# spalted poplar



## mrbentontoyou (Aug 3, 2010)

...at least that's what we think it is. 

this wood came from some old 12" x 12"s serving duty as construction material. the non-spalty areas were very clearly poplar. we have some other tops sitting around with way more severe spalting, waiting for the bases on those but they are really pretty with a "bowling ball" effect. I'll get pics of those when they are done.

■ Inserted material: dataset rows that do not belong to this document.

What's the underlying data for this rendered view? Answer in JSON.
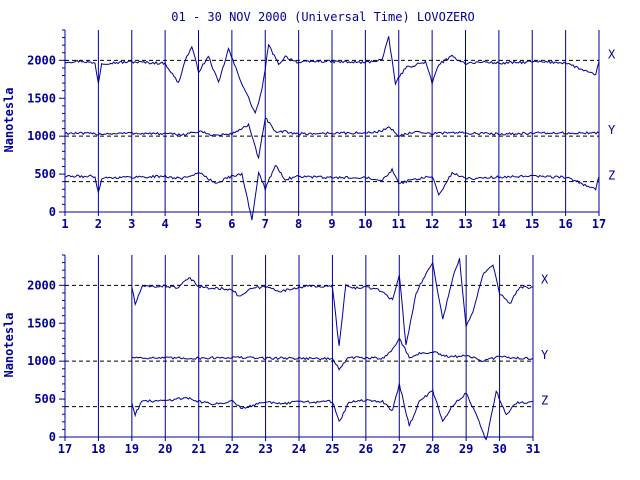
{
  "title": "01 - 30 NOV 2000 (Universal Time) LOVOZERO",
  "colors": {
    "ink": "#00009b",
    "background": "#ffffff"
  },
  "chart_data": [
    {
      "type": "line",
      "ylabel": "Nanotesla",
      "xlim": [
        1,
        17
      ],
      "ylim": [
        0,
        2400
      ],
      "x_ticks": [
        "1",
        "2",
        "3",
        "4",
        "5",
        "6",
        "7",
        "8",
        "9",
        "10",
        "11",
        "12",
        "13",
        "14",
        "15",
        "16",
        "17"
      ],
      "y_ticks": [
        0,
        500,
        1000,
        1500,
        2000
      ],
      "grid": "vertical day lines; dashed baselines per component",
      "series": [
        {
          "name": "X",
          "baseline": 2000,
          "x": [
            1,
            1.5,
            1.9,
            2.0,
            2.1,
            3,
            4,
            4.4,
            4.6,
            4.8,
            5.0,
            5.3,
            5.6,
            5.9,
            6.2,
            6.5,
            6.7,
            6.9,
            7.1,
            7.4,
            7.6,
            8,
            8.6,
            9.2,
            10,
            10.5,
            10.7,
            10.9,
            11.2,
            11.8,
            12.0,
            12.2,
            12.6,
            13,
            13.6,
            14,
            15,
            16,
            16.9,
            17
          ],
          "values": [
            1980,
            1990,
            1960,
            1700,
            1960,
            1980,
            1960,
            1700,
            2000,
            2180,
            1850,
            2050,
            1700,
            2150,
            1800,
            1500,
            1300,
            1600,
            2200,
            1950,
            2050,
            1970,
            1990,
            1980,
            1970,
            2010,
            2300,
            1700,
            1900,
            1980,
            1700,
            1950,
            2050,
            1960,
            1980,
            1960,
            1980,
            1970,
            1800,
            1980
          ]
        },
        {
          "name": "Y",
          "baseline": 1000,
          "x": [
            1,
            2,
            3,
            4,
            4.5,
            5,
            5.5,
            6,
            6.5,
            6.8,
            7,
            7.3,
            7.6,
            8,
            9,
            10,
            10.5,
            10.7,
            11,
            11.5,
            12,
            12.5,
            13,
            14,
            15,
            16,
            17
          ],
          "values": [
            1040,
            1030,
            1040,
            1030,
            1020,
            1060,
            1010,
            1030,
            1150,
            700,
            1250,
            1050,
            1060,
            1030,
            1040,
            1040,
            1070,
            1120,
            1010,
            1050,
            1030,
            1050,
            1040,
            1030,
            1040,
            1040,
            1040
          ]
        },
        {
          "name": "Z",
          "baseline": 400,
          "x": [
            1,
            1.9,
            2.0,
            2.1,
            3,
            4,
            4.5,
            5,
            5.5,
            5.9,
            6.3,
            6.6,
            6.8,
            7.0,
            7.3,
            7.6,
            8,
            9,
            10,
            10.5,
            10.8,
            11,
            11.5,
            12,
            12.2,
            12.6,
            13,
            14,
            15,
            16,
            16.9,
            17
          ],
          "values": [
            470,
            470,
            250,
            450,
            460,
            470,
            440,
            520,
            380,
            460,
            500,
            -100,
            520,
            300,
            620,
            430,
            470,
            450,
            460,
            420,
            560,
            380,
            430,
            470,
            220,
            520,
            440,
            460,
            470,
            460,
            300,
            470
          ]
        }
      ]
    },
    {
      "type": "line",
      "ylabel": "Nanotesla",
      "xlim": [
        17,
        31
      ],
      "ylim": [
        0,
        2400
      ],
      "x_ticks": [
        "17",
        "18",
        "19",
        "20",
        "21",
        "22",
        "23",
        "24",
        "25",
        "26",
        "27",
        "28",
        "29",
        "30",
        "31"
      ],
      "y_ticks": [
        0,
        500,
        1000,
        1500,
        2000
      ],
      "grid": "vertical day lines; dashed baselines per component",
      "series": [
        {
          "name": "X",
          "baseline": 2000,
          "x": [
            19,
            19.1,
            19.3,
            20,
            20.4,
            20.7,
            21,
            21.3,
            21.6,
            22,
            22.2,
            22.6,
            23,
            23.5,
            24,
            24.5,
            25,
            25.2,
            25.4,
            25.6,
            26,
            26.5,
            26.8,
            27.0,
            27.2,
            27.5,
            27.8,
            28.0,
            28.3,
            28.6,
            28.8,
            29.0,
            29.2,
            29.5,
            29.8,
            30.0,
            30.3,
            30.6,
            31
          ],
          "values": [
            1980,
            1750,
            1980,
            1990,
            1970,
            2100,
            1990,
            1960,
            1960,
            1950,
            1850,
            1960,
            1980,
            1920,
            1980,
            1990,
            1980,
            1200,
            2000,
            1960,
            1980,
            1920,
            1800,
            2150,
            1200,
            1900,
            2150,
            2300,
            1550,
            2100,
            2350,
            1450,
            1650,
            2150,
            2280,
            1900,
            1750,
            1980,
            1970
          ]
        },
        {
          "name": "Y",
          "baseline": 1000,
          "x": [
            19,
            20,
            21,
            22,
            23,
            24,
            25,
            25.2,
            25.5,
            26,
            26.5,
            26.8,
            27,
            27.3,
            27.6,
            28,
            28.5,
            29,
            29.5,
            30,
            30.5,
            31
          ],
          "values": [
            1050,
            1040,
            1040,
            1050,
            1040,
            1040,
            1030,
            900,
            1050,
            1040,
            1040,
            1150,
            1300,
            1050,
            1100,
            1120,
            1050,
            1080,
            1000,
            1060,
            1040,
            1040
          ]
        },
        {
          "name": "Z",
          "baseline": 400,
          "x": [
            19,
            19.1,
            19.3,
            20,
            20.6,
            21,
            21.5,
            22,
            22.3,
            23,
            23.5,
            24,
            24.5,
            25,
            25.2,
            25.5,
            26,
            26.5,
            26.8,
            27.0,
            27.3,
            27.6,
            28,
            28.3,
            28.6,
            29,
            29.3,
            29.6,
            29.9,
            30.2,
            30.5,
            31
          ],
          "values": [
            460,
            300,
            470,
            480,
            520,
            470,
            430,
            480,
            380,
            470,
            430,
            470,
            460,
            470,
            200,
            460,
            480,
            470,
            350,
            700,
            150,
            460,
            620,
            200,
            420,
            580,
            300,
            -50,
            600,
            300,
            450,
            470
          ]
        }
      ]
    }
  ]
}
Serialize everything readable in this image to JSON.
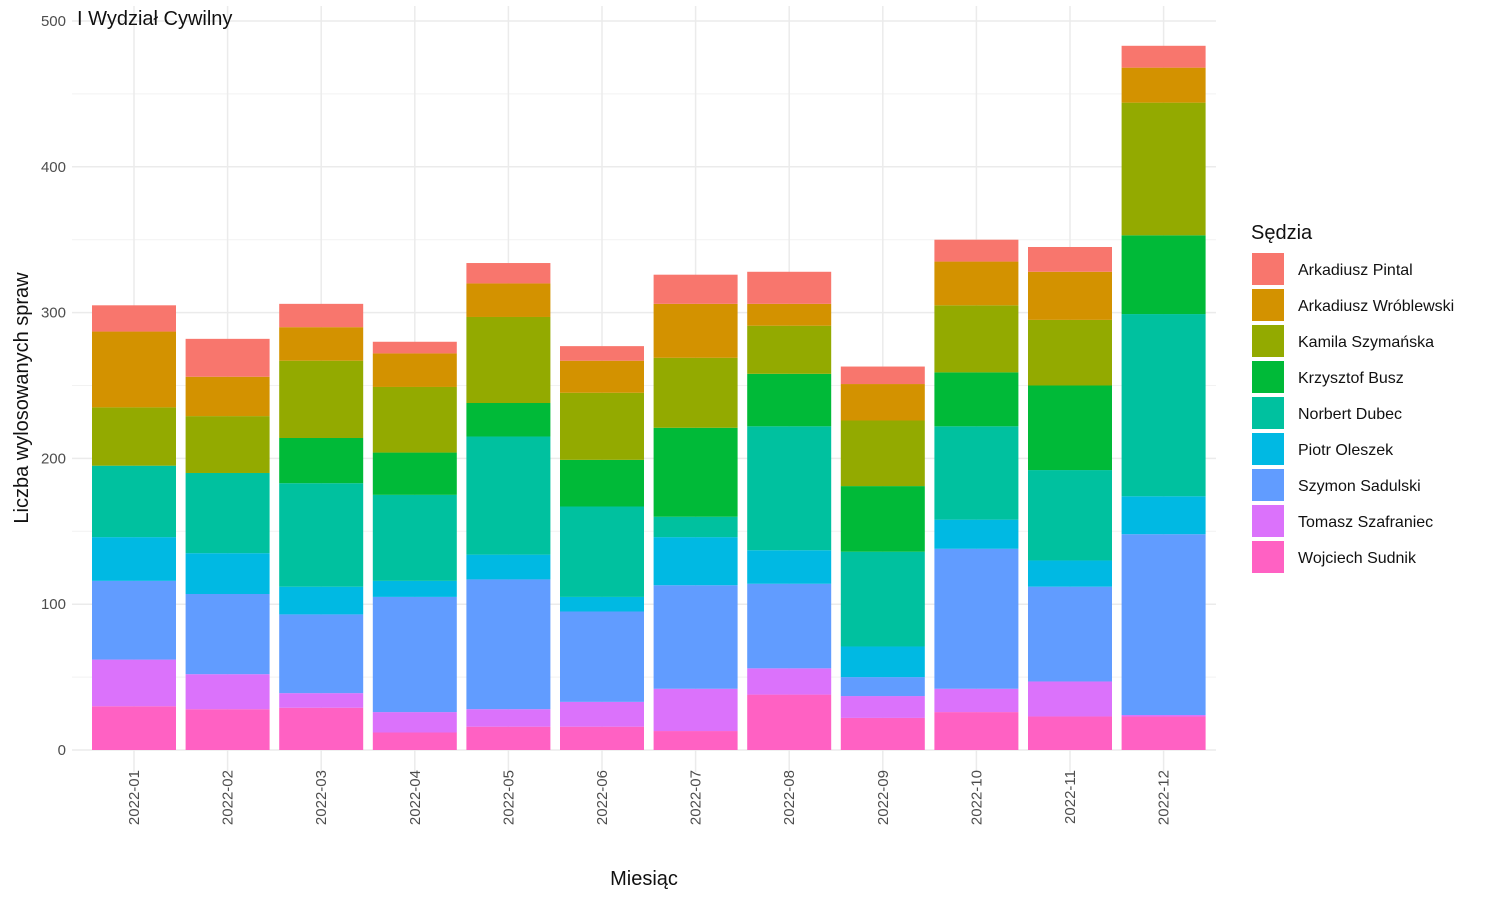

excuse my photographer's watermark on the pics, that's the only way she will give them to me. credit where it's due...


----------



## red (Sep 30, 2008)

That is some awesome looking wood.

Red


----------



## nblumert (Oct 15, 2008)

The grain in the wood is very cool.


----------



## Chad (May 10, 2009)

Very cool wood!


----------



## ACP (Jan 24, 2009)

Very nice spalting. I really like the use of it too, the tables look great and use such a nice design to keep the table from taking the attention from the crazy spalted wood. Very nice.


----------



## anoldlady (Aug 19, 2010)

I especially like the ones with the black metal frame. That's a nice combination of new and old. It comes across as very contemporary and functional. The wood is a great find and it makes for a great marriage with the metal of the frames. :thumbsup:


----------



## mrbentontoyou (Aug 3, 2010)

thanks gents!


----------



## MAPLEMAN (Jan 21, 2009)

I like your work,looks good:thumbsup:


----------